The precision study of dual energy X-ray absorptiometry for bone mineral density and body composition measurements in female cynomolgus monkeys.

ABSTRACT

Background: Dual-energy X-ray absorptiometry (DXA) is a well-accepted tool for monitoring skeletal and body composition changes in biomedical studies. The nonhuman primate model is suitable for studies exploring the pathogenesis of and novel treatments for osteoporosis. Our objectives are to determine the precision of DXA detection in cynomolgus monkeys and to identify the difference in precision in lumbar bone mineral density (BMD) with various segment selections.
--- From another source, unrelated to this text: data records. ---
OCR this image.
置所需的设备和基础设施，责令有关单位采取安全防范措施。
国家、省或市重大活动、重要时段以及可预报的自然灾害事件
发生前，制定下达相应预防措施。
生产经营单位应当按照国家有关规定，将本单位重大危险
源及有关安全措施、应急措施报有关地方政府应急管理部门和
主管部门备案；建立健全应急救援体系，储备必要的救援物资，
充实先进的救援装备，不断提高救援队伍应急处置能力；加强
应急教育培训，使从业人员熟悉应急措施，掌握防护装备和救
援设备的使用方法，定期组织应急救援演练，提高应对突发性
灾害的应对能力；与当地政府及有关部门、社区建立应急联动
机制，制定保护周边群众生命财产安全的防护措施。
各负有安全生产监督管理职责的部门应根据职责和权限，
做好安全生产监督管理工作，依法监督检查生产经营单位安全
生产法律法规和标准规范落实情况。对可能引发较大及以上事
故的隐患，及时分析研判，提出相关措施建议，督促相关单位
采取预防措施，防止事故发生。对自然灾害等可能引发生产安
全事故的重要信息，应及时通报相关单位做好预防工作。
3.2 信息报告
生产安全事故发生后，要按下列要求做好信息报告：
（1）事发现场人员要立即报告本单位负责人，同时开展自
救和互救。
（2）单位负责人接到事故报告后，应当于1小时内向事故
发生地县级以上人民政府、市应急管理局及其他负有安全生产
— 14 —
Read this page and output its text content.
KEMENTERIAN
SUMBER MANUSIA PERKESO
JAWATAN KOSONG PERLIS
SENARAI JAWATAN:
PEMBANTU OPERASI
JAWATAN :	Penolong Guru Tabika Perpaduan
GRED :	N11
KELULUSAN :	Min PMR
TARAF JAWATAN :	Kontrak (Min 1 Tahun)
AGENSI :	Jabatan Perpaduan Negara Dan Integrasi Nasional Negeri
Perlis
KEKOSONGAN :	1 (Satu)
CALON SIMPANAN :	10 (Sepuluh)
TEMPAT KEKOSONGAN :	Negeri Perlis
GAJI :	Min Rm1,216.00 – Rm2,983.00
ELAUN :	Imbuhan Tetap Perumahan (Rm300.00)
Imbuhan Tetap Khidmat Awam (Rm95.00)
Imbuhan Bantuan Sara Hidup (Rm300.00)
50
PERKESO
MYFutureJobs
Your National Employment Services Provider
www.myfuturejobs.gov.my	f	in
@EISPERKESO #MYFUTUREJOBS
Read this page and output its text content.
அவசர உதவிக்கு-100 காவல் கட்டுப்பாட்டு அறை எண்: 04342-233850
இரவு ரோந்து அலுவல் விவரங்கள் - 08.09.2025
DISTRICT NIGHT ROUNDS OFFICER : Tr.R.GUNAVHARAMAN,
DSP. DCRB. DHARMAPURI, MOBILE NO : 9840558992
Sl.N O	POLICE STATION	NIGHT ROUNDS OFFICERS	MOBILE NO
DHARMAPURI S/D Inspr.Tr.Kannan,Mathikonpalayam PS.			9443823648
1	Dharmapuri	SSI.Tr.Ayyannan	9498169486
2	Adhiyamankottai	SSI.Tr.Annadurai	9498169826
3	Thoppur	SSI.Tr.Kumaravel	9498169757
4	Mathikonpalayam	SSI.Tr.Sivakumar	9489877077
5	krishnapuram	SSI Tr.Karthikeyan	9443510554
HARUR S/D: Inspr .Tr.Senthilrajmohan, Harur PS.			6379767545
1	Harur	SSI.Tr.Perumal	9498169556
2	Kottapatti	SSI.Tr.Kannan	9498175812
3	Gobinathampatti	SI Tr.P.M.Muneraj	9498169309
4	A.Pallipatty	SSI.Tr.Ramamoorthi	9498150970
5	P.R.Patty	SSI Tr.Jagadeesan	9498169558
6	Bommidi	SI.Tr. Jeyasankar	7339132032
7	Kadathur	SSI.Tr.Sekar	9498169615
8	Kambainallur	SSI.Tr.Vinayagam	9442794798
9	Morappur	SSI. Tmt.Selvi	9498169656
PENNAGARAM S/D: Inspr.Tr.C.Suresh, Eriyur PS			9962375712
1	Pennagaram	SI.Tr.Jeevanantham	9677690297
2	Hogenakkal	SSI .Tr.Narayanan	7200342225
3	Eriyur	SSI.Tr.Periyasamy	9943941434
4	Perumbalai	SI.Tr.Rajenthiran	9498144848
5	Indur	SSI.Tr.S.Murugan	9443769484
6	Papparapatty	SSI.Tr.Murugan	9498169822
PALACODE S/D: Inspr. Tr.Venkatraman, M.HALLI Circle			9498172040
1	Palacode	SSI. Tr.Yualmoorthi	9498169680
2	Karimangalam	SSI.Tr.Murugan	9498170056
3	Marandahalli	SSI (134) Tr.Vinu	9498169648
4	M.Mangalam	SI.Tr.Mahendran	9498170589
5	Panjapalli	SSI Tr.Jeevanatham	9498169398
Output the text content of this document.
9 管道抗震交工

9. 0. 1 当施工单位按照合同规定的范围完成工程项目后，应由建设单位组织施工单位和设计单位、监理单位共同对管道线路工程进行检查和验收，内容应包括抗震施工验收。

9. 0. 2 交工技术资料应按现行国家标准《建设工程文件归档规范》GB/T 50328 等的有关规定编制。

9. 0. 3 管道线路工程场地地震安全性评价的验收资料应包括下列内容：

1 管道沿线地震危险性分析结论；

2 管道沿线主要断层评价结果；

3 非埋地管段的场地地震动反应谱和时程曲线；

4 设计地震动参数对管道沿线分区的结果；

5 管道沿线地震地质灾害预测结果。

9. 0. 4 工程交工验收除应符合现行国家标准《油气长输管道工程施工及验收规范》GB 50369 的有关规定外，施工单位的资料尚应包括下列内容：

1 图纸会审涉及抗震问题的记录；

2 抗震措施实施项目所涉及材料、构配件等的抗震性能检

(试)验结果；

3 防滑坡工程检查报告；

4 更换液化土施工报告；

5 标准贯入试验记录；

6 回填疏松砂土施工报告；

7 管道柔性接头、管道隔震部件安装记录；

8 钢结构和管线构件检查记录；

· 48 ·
Methods: Thirty adult female cynomolgus monkeys underwent duplicate total body DXA scans. Total body bone mineral density (BMDTB) and body composition, including bone mineral content (BMCTB), lean mass (LMTB), and fat mass (FMTB), were analyzed by enCORE software, while lumbar BMD was obtained by manual region-of-interest analysis. The precision was represented as the root-mean-square standard deviation (RMS-SD) and coefficient of variation (RMS-CV%), and least significant changes (LSCs) were reported. Results: The RMS-SD (RMS-CV%) of the repeated DXA analyses for BMDTB, BMCTB, LMTB and FMTB were 0.002 g/cm2 (0.50%), 0.90 g (0.42%), 0.015 kg (0.49%), and 0.031 kg (2.71%), respectively. The regional BMD precision (RMS-CV%) of the lumbar spine with various combinations ranged from 0.70% to 1.09%, The LSCs with 80% statistical confidence (LSC80) ranged from 1.27% to 1.97%, and LSC95 ranged from 1.94% to 3.01%. Conclusions: DXA provided excellent reproducibility in the measurements of BMD and body composition in nonhuman primates. We find DXA reliable for total and regional measurement in skeletal research and the evaluation of osteoporosis treatment with monkeys as animal models.